I suppose it's possible to build gawk without locale support. Hopefully
there's a SuSE person around who can give you a better answer.

-- Lars

--
Lars Kellogg-Stedman <8273grkci8q8kgt@jetable.net>
This email address will expire on 2005-11-23.

Rolf Sander

2005-12-01, 7:00 pm

Hello,

> Does your SuSE system have locale files in '/usr/lib/locale/en_US'?


Yes.

> I suppose it's possible to build gawk without locale support. Hopefully
> there's a SuSE person around who can give you a better answer.
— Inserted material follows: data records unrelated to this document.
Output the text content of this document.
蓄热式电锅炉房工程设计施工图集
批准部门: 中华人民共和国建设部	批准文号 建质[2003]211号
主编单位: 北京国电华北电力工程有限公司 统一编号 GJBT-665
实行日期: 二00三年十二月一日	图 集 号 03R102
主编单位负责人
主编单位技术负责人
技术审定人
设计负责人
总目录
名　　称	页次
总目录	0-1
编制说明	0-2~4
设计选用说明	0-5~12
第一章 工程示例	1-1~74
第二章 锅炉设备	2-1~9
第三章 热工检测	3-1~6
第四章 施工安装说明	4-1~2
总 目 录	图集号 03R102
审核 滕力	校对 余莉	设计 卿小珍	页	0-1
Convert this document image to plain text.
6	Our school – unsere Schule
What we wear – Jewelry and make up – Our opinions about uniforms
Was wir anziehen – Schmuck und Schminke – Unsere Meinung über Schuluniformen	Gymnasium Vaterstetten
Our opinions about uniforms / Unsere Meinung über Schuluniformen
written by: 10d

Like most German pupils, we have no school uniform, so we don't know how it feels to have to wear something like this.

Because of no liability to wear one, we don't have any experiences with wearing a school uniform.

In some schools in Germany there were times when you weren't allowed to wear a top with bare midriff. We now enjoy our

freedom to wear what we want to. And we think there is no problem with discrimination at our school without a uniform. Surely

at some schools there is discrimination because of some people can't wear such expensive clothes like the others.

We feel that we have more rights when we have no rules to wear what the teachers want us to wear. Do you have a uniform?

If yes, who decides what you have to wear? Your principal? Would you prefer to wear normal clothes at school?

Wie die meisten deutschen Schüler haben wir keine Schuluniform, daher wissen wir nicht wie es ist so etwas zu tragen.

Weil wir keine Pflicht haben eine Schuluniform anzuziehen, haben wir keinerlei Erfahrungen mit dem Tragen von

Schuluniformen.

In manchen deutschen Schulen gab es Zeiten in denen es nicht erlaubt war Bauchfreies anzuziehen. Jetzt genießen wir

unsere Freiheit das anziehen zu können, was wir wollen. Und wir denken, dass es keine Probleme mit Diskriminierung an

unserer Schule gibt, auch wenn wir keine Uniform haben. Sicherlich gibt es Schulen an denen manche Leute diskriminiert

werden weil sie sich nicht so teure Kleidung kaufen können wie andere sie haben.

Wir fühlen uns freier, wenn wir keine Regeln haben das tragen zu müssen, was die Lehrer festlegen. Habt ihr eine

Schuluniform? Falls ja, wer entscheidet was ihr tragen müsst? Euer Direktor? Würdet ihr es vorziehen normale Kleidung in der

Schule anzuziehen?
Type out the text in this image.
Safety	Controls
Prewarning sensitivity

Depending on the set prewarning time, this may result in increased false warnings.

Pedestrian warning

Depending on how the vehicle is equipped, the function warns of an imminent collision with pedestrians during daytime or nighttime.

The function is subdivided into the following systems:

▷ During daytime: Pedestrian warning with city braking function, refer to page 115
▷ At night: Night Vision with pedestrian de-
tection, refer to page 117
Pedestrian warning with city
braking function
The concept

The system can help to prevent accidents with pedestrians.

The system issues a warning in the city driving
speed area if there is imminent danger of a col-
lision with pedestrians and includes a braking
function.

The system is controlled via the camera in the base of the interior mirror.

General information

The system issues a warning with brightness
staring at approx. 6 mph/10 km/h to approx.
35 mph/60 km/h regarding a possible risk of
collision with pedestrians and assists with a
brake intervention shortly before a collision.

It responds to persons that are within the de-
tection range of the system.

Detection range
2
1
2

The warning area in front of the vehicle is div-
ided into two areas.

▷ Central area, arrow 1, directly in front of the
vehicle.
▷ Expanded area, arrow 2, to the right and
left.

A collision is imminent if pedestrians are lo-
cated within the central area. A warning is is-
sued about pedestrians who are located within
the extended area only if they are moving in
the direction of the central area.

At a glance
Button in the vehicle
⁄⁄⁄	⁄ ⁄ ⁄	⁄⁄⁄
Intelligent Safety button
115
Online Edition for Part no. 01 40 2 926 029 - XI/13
I made a few more tests: The SuSE9.2 gawk executable on my SuSE9.1
computer always produces "1" as a result of my test, no matter how
LC_COLLATE is set. However, using the SuSE9.2 gawk executable on a
SuSE9.2 system (on the computer of my office roommate), then the result
depends on LC_COLLATE as expected. Maybe I just shouldn't use the
SuSE9.2 executable on my SuSE9.1 computer...

Janis Papanagnou

2005-12-01, 7:00 pm

Rolf Sander wrote:
> Hello Lars,
>
> Thanks for your reply and sorry if my question was a FAQ in this group.
> I tried setting LC_COLLATE and it seems that this explains my problem
> partially but not completely.
> The following tests were all done on my SuSE9.1 linux pc. First with
> gawk in /usr/bin and then using executables that I have copied from a
> Fedora linux and from SuSE9.2.
> After setting "LC_COLLATE=C" I always get the result that I want.
> However, setting
> "LC_COLLATE=en_US" does not always yield the result 0 which should be
> expected according what you told me:
>
> linux gawk LC_COLLATE
> system version C en_US
>
> SuSE9.1 3.1.3 1 1
> Fedora 3.1.3 1 0
> SuSE9.2 3.1.4 1 1
>
> Is it possible that the SuSE gawks ignore LC_COLLATE=en_US ?
>


This is on a SuSE 8.2, but maybe more important...
% awk --version
GNU Awk 3.1.1

% echo $LC_COLLATE
POSIX
% gawk 'BEGIN {print match("X","[^a-z]")}'
1
% LC_COLLATE= gawk 'BEGIN {print match("X","[^a-z]")}'
0
% LC_COLLATE=C gawk 'BEGIN {print match("X","[^a-z]")}'
1
% LC_COLLATE=en_US gawk 'BEGIN {print match("X","[^a-z]">
0

There are several locale and language environment variables that _might_
influence the output. With reference to your posting downthread, list all
the environment variables on your and on your roommates system and compare
the LANG, LANGUAGE, and all the LC_* variables; it may give you some hint.

Janis
Rolf Sander

2005-12-07, 3:56 am

Thanks for all your help! There are still some mysteries to me, but I
understand the basic message:

It's not a bug, it's a feature!

In my scripts, I will now precede every call to gawk by setting
LC_COLLATE=C. I think this way they will become more portable.

Kenny McCormack

2005-12-07, 7:56 am

In article <1133948368.955740.83150@g49g2000cwa.googlegroups.com>,
Rolf Sander <sander@mpch-mainz.mpg.de> wrote:
>Thanks for all your help! There are still some mysteries to me, but I
>understand the basic message:
>
>It's not a bug, it's a feature!
>
>In my scripts, I will now precede every call to gawk by setting
>LC_COLLATE=C. I think this way they will become more portable.


There's a lot to be said for putting: LC_ALL=C
in /etc/profile, and then never having to worry about this nonsense again.